For the complex cases that survive that filter, reasoning models come in and evaluate the control and data flows in context. Internally, we found that this approach correctly identifies roughly twice as many false positives on complex cases compared to non-reasoning approaches. A SQL injection finding might be safely downgraded because the input originates from a trusted upstream source. A NoSQL injection on a login endpoint gets upgraded to critical because the attack path is trivial and the impact is direct.

The reason this works is context control. Running an LLM over an entire codebase and asking it to find vulnerabilities is what produces inconsistent results. The model loses the thread, widens its guesses, and your false positive rate climbs. Aikido's approach narrows what the AI sees before it ever reasons. Taint analysis traces how user-controlled data moves through the application, and endpoint-awareness gives the model the full stack trace and the intent of the code. Is this a web API? A command-line tool? What's it supposed to do? With that context locked in, the AI isn't guessing. It's evaluating a specific, bounded question. That's how you get AI reasoning power without giving up reproducibility.

Finally, because AI models are well-suited to find complex and logic-based attack patterns, we have found them highly effective for pentesting. Aikido Attack is AI pentesting that puts probabilistic reasoning to work on the live application. Agents complete tests in hours rather than weeks and regularly find deeper logic flaws, including IDORs, auth bypasses, and e-signature forgery, some of which even human testers miss. And now, with Aikido Infinite, agents can pentest every release.

For confirmed true positives, from SAST or pentesting, Aikido also uses AI to reason about the solution. AutoFix generates a targeted patch and opens a pull request, another AI capability that requires reasoning and context to do.

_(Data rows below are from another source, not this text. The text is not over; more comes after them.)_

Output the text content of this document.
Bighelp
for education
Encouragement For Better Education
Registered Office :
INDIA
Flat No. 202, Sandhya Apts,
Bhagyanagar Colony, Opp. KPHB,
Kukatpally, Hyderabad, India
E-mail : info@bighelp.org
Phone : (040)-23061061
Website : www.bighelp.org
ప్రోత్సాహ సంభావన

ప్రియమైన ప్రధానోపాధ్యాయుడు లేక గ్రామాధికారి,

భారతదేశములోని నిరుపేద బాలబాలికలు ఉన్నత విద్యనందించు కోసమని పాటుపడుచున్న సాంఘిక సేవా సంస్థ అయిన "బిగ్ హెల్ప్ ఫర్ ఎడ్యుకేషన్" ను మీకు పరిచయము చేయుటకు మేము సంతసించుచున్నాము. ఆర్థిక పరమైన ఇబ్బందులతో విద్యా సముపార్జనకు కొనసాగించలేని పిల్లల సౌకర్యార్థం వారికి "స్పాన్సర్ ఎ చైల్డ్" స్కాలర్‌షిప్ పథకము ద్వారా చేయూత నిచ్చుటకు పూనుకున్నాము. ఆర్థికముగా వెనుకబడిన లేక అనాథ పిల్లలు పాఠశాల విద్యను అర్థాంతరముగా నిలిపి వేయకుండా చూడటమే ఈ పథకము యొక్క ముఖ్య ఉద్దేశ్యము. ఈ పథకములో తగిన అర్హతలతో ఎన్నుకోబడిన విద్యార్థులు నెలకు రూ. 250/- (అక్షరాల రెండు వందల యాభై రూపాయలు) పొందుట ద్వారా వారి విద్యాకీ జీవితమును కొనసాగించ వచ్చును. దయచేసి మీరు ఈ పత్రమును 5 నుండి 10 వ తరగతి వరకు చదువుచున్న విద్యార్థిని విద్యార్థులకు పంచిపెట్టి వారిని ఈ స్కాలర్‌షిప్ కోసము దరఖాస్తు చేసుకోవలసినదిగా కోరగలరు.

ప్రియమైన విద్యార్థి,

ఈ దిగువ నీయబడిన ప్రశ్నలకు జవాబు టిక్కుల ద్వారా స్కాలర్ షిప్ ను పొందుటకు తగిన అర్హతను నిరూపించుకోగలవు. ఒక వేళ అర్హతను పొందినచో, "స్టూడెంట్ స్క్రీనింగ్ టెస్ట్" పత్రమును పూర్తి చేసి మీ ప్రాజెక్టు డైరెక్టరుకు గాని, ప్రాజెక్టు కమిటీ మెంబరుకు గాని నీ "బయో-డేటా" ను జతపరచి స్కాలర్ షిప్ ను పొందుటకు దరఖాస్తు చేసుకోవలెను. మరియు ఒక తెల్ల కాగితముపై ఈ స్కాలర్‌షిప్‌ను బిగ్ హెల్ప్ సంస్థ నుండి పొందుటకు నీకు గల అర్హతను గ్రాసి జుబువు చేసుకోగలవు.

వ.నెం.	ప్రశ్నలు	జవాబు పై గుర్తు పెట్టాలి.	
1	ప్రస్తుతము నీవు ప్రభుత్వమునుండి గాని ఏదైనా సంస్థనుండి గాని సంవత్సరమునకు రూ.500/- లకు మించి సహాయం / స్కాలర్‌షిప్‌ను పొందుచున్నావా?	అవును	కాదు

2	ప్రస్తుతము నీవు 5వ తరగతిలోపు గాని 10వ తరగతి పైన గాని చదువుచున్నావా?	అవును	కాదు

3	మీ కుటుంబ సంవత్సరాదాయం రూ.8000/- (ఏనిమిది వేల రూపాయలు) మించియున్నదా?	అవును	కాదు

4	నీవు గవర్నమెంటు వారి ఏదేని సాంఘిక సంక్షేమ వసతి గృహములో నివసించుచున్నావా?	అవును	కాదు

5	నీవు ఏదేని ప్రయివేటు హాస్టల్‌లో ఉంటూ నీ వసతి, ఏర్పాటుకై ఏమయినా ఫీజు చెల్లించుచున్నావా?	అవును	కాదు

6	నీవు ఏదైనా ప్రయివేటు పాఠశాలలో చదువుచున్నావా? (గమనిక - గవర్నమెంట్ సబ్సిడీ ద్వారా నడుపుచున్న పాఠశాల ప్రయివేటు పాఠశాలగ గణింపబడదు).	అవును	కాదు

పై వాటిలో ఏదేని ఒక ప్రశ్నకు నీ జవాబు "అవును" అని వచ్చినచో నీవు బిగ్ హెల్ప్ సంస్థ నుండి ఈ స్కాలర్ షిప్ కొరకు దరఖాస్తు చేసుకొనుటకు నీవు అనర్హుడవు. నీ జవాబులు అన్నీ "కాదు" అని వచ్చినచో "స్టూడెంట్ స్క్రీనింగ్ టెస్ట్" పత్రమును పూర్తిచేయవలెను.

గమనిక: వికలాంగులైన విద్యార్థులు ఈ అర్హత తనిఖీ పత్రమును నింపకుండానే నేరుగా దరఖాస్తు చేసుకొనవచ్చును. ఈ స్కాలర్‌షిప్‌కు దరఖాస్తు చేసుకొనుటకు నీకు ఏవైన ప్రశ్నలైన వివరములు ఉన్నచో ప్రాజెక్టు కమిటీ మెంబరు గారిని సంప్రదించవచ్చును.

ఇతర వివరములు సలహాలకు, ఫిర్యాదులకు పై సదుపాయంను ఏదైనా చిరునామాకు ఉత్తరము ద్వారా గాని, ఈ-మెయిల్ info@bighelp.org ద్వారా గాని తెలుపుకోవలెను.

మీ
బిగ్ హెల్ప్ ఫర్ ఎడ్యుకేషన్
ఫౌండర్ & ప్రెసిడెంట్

At Aikido, determinism handles predictable coverage at scale. AI handles the judgment calls that rules can't make. 

What’s next?

Security needs both deterministic dependability and AI creativity. Determinism gives you consistent, auditable, and trustworthy results at scale, while AI gives you the depth, creativity, persistence, and reasoning to clear out false positives, reduce noise, and find unusual vulnerabilities. Both probabilistic and deterministic tools have limitations, but the real problem is when they are used in the wrong spot. Things are going to break down when you put a reasoning engine in a job that needs a pattern matcher (or vice versa). 

The broader direction is clearer than any individual product category. Deterministic tools are getting better because AI sits on top of them now, handling prioritization, triage, and fixes that rules alone couldn't make. Probabilistic tools are getting better at finding complex logic flaws and novel attack paths, and over time, they'll get more cost-efficient too. But for continuous baseline checks, the economics of deterministic scanning aren't going away. You want something fast, consistent, and cheap running on every commit, and that's still a pattern matcher.

The teams building the most durable security posture are the ones using both deterministic and probabilistic tools in the right order and in the right places, not betting on one.